A running hose uses about 10 gallons of water per minute, or 100 gallons in 10 minutes, and a power washer uses about two to five gallons of water per minute. Sweeping hard surfaces regularly and disposing of the material at the landfill instead of hosing or power washing it into streams and storm drains not only saves hundreds of gallons of water but also benefits water quality in area streams, rivers and lakes.
Many contaminants such as petroleum products (gas, oil or antifreeze), ice melt, fertilizer and pesticides, heavy metals, sediment and animal waste can accumulate on driveways, sidewalks, steps and parking lots. Cleaning hard surfaces with water can transmit these materials directly into storm drains and adjacent streams, entering waterways untreated. Many residents don't realize that water running through storm drains in our community does not receive treatment prior to discharge. The result negatively affects drinking water, recreation, fisheries and wildlife.

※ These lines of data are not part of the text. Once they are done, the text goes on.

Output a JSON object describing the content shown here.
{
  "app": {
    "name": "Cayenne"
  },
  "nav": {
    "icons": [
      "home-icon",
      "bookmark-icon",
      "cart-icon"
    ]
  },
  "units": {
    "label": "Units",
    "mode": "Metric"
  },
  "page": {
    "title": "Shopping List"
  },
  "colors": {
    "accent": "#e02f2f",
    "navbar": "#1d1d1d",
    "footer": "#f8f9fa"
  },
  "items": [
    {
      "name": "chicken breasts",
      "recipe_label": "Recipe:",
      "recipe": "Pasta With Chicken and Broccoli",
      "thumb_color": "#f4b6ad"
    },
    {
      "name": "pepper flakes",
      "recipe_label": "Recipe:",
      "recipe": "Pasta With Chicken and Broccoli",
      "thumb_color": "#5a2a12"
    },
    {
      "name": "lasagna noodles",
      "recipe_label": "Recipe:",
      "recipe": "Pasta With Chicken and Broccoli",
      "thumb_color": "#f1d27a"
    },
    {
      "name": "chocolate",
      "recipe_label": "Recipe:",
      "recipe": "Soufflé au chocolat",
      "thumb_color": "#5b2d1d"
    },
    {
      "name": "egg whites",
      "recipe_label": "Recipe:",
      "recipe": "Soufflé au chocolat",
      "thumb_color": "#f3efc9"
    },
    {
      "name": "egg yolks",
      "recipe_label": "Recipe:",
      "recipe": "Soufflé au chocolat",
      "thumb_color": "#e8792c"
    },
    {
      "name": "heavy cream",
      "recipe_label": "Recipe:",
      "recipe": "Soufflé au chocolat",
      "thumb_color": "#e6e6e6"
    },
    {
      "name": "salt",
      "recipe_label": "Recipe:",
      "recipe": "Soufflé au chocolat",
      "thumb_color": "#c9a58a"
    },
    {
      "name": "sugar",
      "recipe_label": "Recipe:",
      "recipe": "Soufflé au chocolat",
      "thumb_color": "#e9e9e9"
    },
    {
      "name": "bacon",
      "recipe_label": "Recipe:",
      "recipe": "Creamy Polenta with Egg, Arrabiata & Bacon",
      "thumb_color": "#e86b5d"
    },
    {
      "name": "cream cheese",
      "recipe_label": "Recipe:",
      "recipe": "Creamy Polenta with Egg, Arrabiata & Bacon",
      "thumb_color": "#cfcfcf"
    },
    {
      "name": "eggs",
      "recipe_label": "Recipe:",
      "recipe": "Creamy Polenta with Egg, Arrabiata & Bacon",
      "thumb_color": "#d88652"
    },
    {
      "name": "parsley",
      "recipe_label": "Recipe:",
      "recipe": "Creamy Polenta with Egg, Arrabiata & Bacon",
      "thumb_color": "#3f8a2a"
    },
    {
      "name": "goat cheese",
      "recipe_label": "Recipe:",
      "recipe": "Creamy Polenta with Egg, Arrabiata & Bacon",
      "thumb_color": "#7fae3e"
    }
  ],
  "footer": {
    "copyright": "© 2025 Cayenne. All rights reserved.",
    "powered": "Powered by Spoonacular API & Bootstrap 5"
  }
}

Even small concentrations of some toxins can have widespread impacts. Nutrients introduced into rivers and lakes from sources such as fertilizers cause excessive weed and algae growth and, as a result, can reduce the amount of oxygen in the water, resulting in harmful effects on aquatic organisms and lake ecosystems.
Cleaning hardscapes with water is an example of unnecessary water usage that easily can be rectified with simple common sense practices. Just bring out the broom.
Lyn Halliday is an environmental scientist and owner of Environmental Solutions Unltd. She consults locally on environmental issues and was instrumental in the development of the Steamboat Springs Water Conservation Plan.